MyNetFone was founded by Andy Fung and Rene Sugo back in 2006, when the pair started focusing on the immense opportunity available for people and businesses wanting to move away from copper and put their telephone services online (known as “Voice Over Internet Protocol”, or VoIP).
Last week, the ASX-listed company confirmed it had scored a $20 million contract to implement VoIP for the Tasmanian Government’s voice services. Sugo says the deal has made the business more confident, and may have even motivated them to pursue more government deals.
So how did all this come about?
I guess it’s driven by the Tasmanian Government; they initially started doing a trial in September of 2010. We were successful at that trial service, and then we did another tender in May of 2011, which was the most recent one. And now this one is for production services. It’s part of their overall strategy, to move the bulk of their carriage to VoIP.
Is this is the first government opportunity you’ve pursued?
There actually haven’t been that many opportunities, because as far as we know this is the first government body that’s looked to use VoIP carriage to the public network. There are a lot of projects that are using VoIP internally, and that’s not really our cup of tea.
We’re not a system integrator, or an outsourcing company – we don’t do those sorts of things. So it’s the first time we’ve bid for a major job in terms of carriage.
The other thing is we’ve stuck to our guns on this. We don’t sell certain services, and we haven’t gone into those areas in order to win tenders.

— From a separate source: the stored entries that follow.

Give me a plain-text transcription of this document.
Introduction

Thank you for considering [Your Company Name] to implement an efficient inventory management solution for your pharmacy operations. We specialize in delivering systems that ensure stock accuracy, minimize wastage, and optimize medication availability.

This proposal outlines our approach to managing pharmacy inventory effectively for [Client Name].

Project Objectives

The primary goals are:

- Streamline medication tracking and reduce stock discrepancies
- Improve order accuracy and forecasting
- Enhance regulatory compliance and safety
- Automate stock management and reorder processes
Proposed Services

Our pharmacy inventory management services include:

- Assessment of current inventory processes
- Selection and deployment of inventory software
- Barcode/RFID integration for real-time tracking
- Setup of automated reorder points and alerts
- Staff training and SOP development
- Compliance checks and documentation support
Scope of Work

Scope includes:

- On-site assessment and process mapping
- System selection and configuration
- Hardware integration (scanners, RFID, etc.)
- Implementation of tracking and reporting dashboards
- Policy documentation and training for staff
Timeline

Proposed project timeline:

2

Has it been a hard process?
It’s interesting, actually, because the Tasmanian Government has been one of the easiest governments I’ve had to deal with actually. The process is very onerous, it’s very formal, and you’ve got very strict deadlines to tender.
The tender document isn’t massive here, I’ve seen bigger ones in the past and they’ve asked a lot of organisations about their finances, their ability to deliver the product, and a lot about specific processes, so you have to have those in place.
What type of processes do they want to know about?
They want to know what the process is, even down to the tiniest details like when you answer the phone for them and how they can order additional services. They want to know everything about those single processes so they won’t deal with you at all until you have all of that sorted out.
It was actually quite a lot of work to prepare the response for, to make sure we were compliant. But dealing with people individually and so on was fine, it’s just they have to have these certain things sorted out, and it can be very detailed.